Bilindiği üzere ninni halk şiirine ait bir edebi türdür. Sözlü gelenekle tarihler boyunca aktarılmıştır. Klasik edebiyatımızın zengin içeriklerinde ninniye yer ayrılması şaşırtıcı bir durum. Bu noktada dikkat edilmesi gereken unsur Amil Çelebioğlu'nun dile getirdiği gibi Divan ninnilerinin "çocuklara söylenmek için değil, edebi bir mahsul olarak yazılmış taklidi ninniler" olduğudur.

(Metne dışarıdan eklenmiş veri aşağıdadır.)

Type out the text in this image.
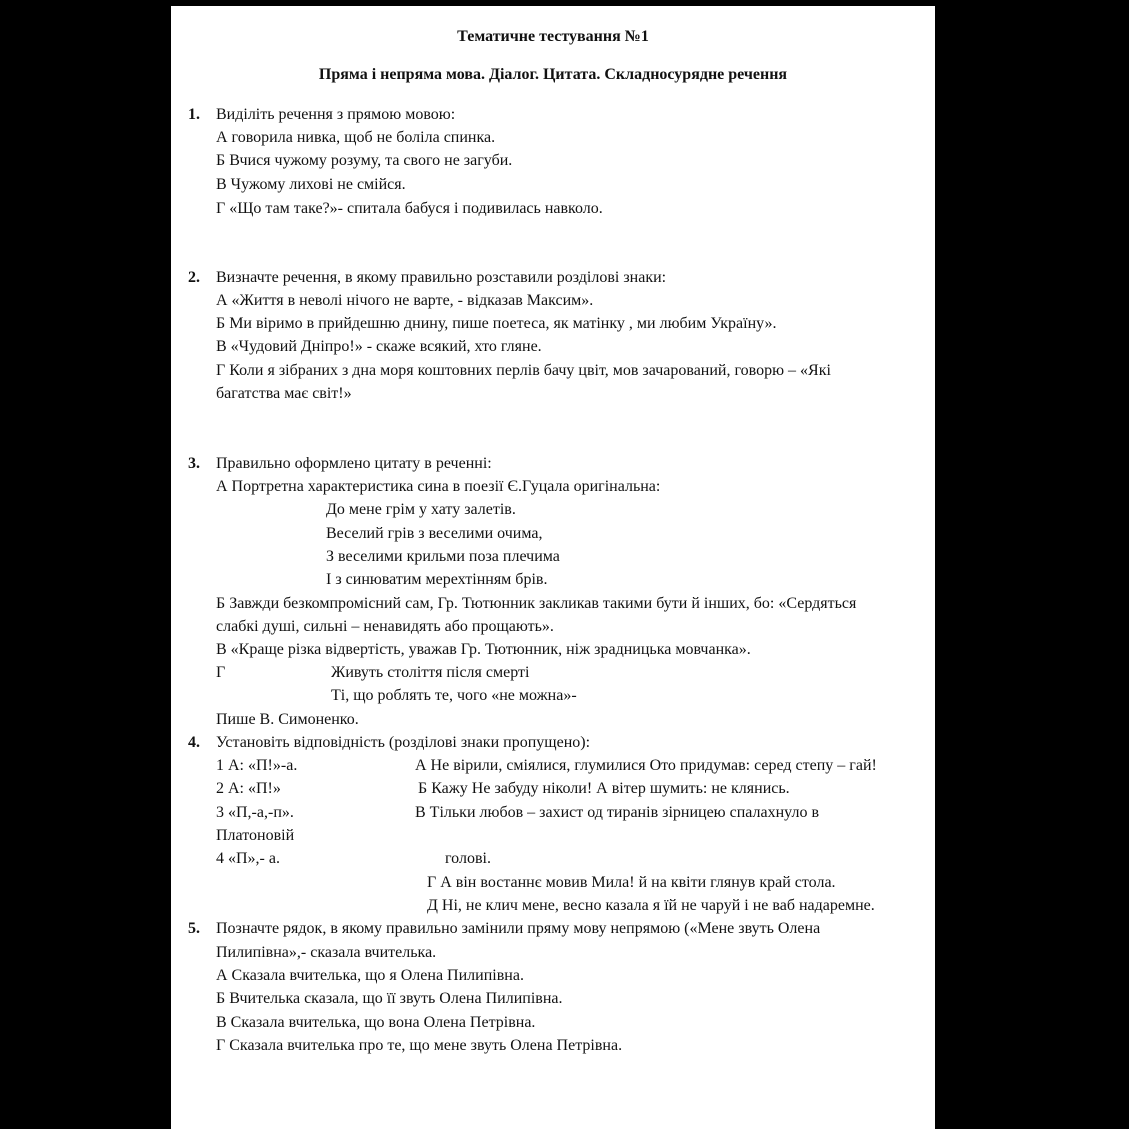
Тематичне тестування №1
Пряма і непряма мова. Діалог. Цитата. Складносурядне речення
1. Виділіть речення з прямою мовою:
А говорила нивка, щоб не боліла спинка.
Б Вчися чужому розуму, та свого не загуби.
В Чужому лихові не смійся.
Г «Що там таке?»- спитала бабуся і подивилась навколо.
2. Визначте речення, в якому правильно розставили розділові знаки:
А «Життя в неволі нічого не варте, - відказав Максим».
Б Ми віримо в прийдешню днину, пише поетеса, як матінку , ми любим Україну».
В «Чудовий Дніпро!» - скаже всякий, хто гляне.
Г Коли я зібраних з дна моря коштовних перлів бачу цвіт, мов зачарований, говорю – «Які
багатства має світ!»
3. Правильно оформлено цитату в реченні:
А Портретна характеристика сина в поезії Є.Гуцала оригінальна:
До мене грім у хату залетів.
Веселий грів з веселими очима,
З веселими крильми поза плечима
І з синюватим мерехтінням брів.
Б Завжди безкомпромісний сам, Гр. Тютюнник закликав такими бути й інших, бо: «Сердяться
слабкі душі, сильні – ненавидять або прощають».
В «Краще різка відвертість, уважав Гр. Тютюнник, ніж зрадницька мовчанка».
Г	Живуть століття після смерті
Ті, що роблять те, чого «не можна»-
Пише В. Симоненко.
4. Установіть відповідність (розділові знаки пропущено):
1 А: «П!»-а.	А Не вірили, сміялися, глумилися Ото придумав: серед степу – гай!
2 А: «П!»	Б Кажу Не забуду ніколи! А вітер шумить: не клянись.
3 «П,-а,-п».	В Тільки любов – захист од тиранів зірницею спалахнуло в
Платоновій
4 «П»,- а.	голові.
Г А він востаннє мовив Мила! й на квіти глянув край стола.
Д Ні, не клич мене, весно казала я їй не чаруй і не ваб надаремне.
5. Позначте рядок, в якому правильно замінили пряму мову непрямою («Мене звуть Олена
Пилипівна»,- сказала вчителька.
А Сказала вчителька, що я Олена Пилипівна.
Б Вчителька сказала, що її звуть Олена Пилипівна.
В Сказала вчителька, що вона Олена Петрівна.
Г Сказала вчителька про те, що мене звуть Олена Петрівна.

Ninni klasik şiirde de kadın şairlerin kaleminden çıkar. Ancak çok önemli erkek şairlerin dilinden de ninni yazılmış. Terim olarak ise, Terim olarak ise, doğum ile ilgili bazı tarih manzumeleri ile bir şarkıda ninni sözcüğüne rastlanır.

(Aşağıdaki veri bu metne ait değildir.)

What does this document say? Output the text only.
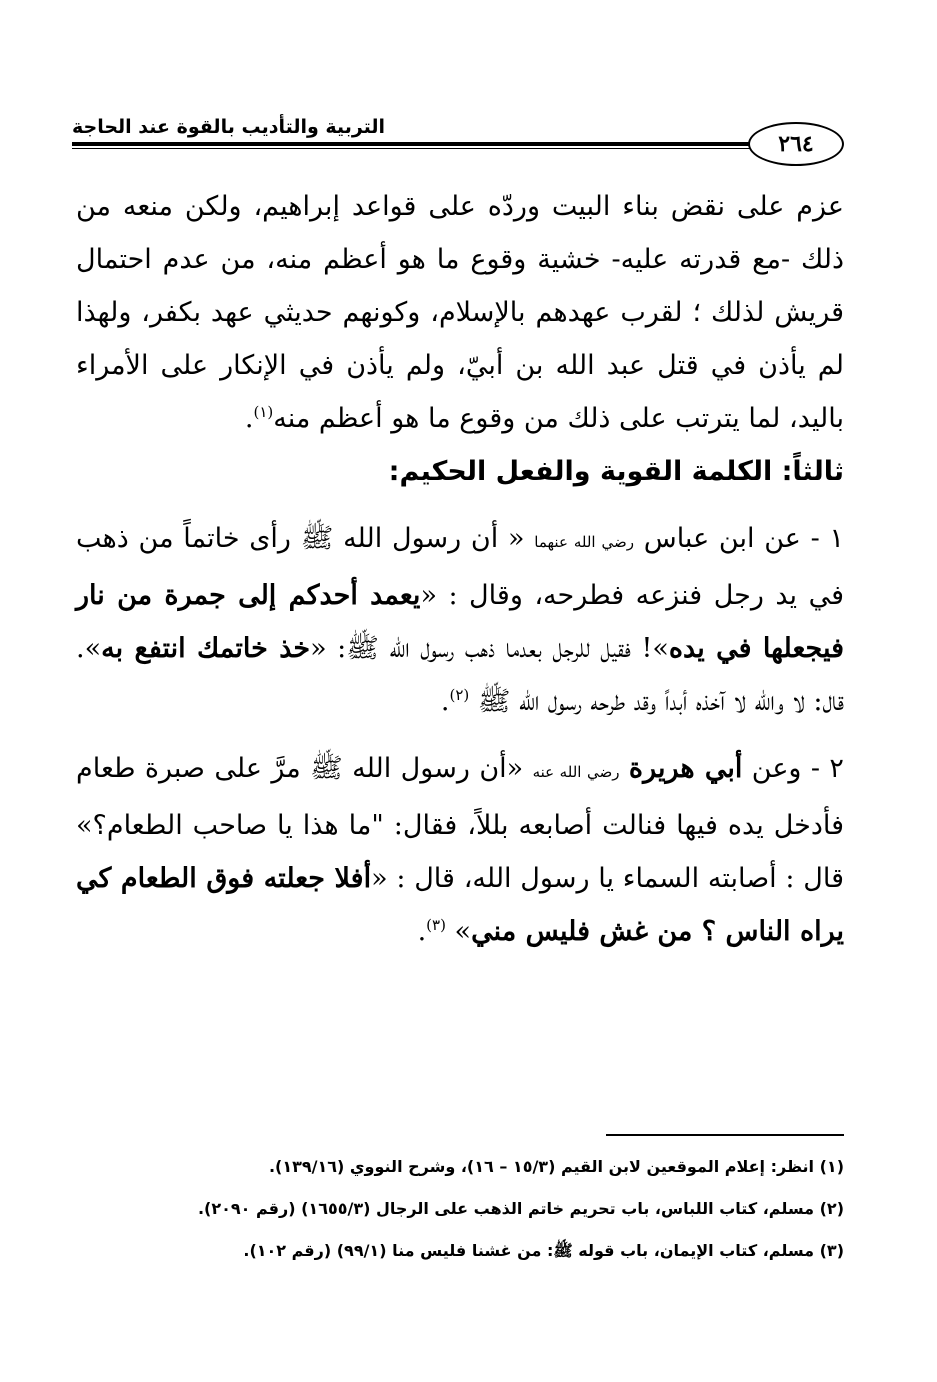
التربية والتأديب بالقوة عند الحاجة
٢٦٤

عزم على نقض بناء البيت وردّه على قواعد إبراهيم، ولكن منعه من ذلك -مع قدرته عليه- خشية وقوع ما هو أعظم منه، من عدم احتمال قريش لذلك ؛ لقرب عهدهم بالإسلام، وكونهم حديثي عهد بكفر، ولهذا لم يأذن في قتل عبد الله بن أبيّ، ولم يأذن في الإنكار على الأمراء باليد، لما يترتب على ذلك من وقوع ما هو أعظم منه$^{(١)}$.

ثالثاً: الكلمة القوية والفعل الحكيم:

١ - عن ابن عباس رضي الله عنهما « أن رسول الله ﷺ رأى خاتماً من ذهب في يد رجل فنزعه فطرحه، وقال : «يعمد أحدكم إلى جمرة من نار فيجعلها في يده»! فقيل للرجل بعدما ذهب رسول الله ﷺ: «خذ خاتمك انتفع به». قال: لا والله لا آخذه أبداً وقد طرحه رسول الله ﷺ $^{(٢)}$.

٢ - وعن أبي هريرة رضي الله عنه «أن رسول الله ﷺ مرَّ على صبرة طعام فأدخل يده فيها فنالت أصابعه بللاً، فقال: "ما هذا يا صاحب الطعام؟» قال : أصابته السماء يا رسول الله، قال : «أفلا جعلته فوق الطعام كي يراه الناس ؟ من غش فليس مني» $^{(٣)}$.

(١) انظر: إعلام الموقعين لابن القيم (١٥/٣ – ١٦)، وشرح النووي (١٣٩/١٦).

(٢) مسلم، كتاب اللباس، باب تحريم خاتم الذهب على الرجال (١٦٥٥/٣) (رقم ٢٠٩٠).

(٣) مسلم، كتاب الإيمان، باب قوله ﷺ: من غشنا فليس منا (٩٩/١) (رقم ١٠٢).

Şiirlerde ninni ile ilgili olarak "hâb", "uyu-", "şeb", "gece", "mâder", "dâye", "lâlâ", "e e de-", "ninni kuzum", "dinle-", "du'â", "lâne-i nevm", "uyumazsañ büyümezsin" gibi kavramlar yer almaktadır. Bazı şiirlerden, ninni söyleyicilerinin dadı, şairin kendisi (teyze veya abla sıfatıyla) ve nine olduğu öğrenilir.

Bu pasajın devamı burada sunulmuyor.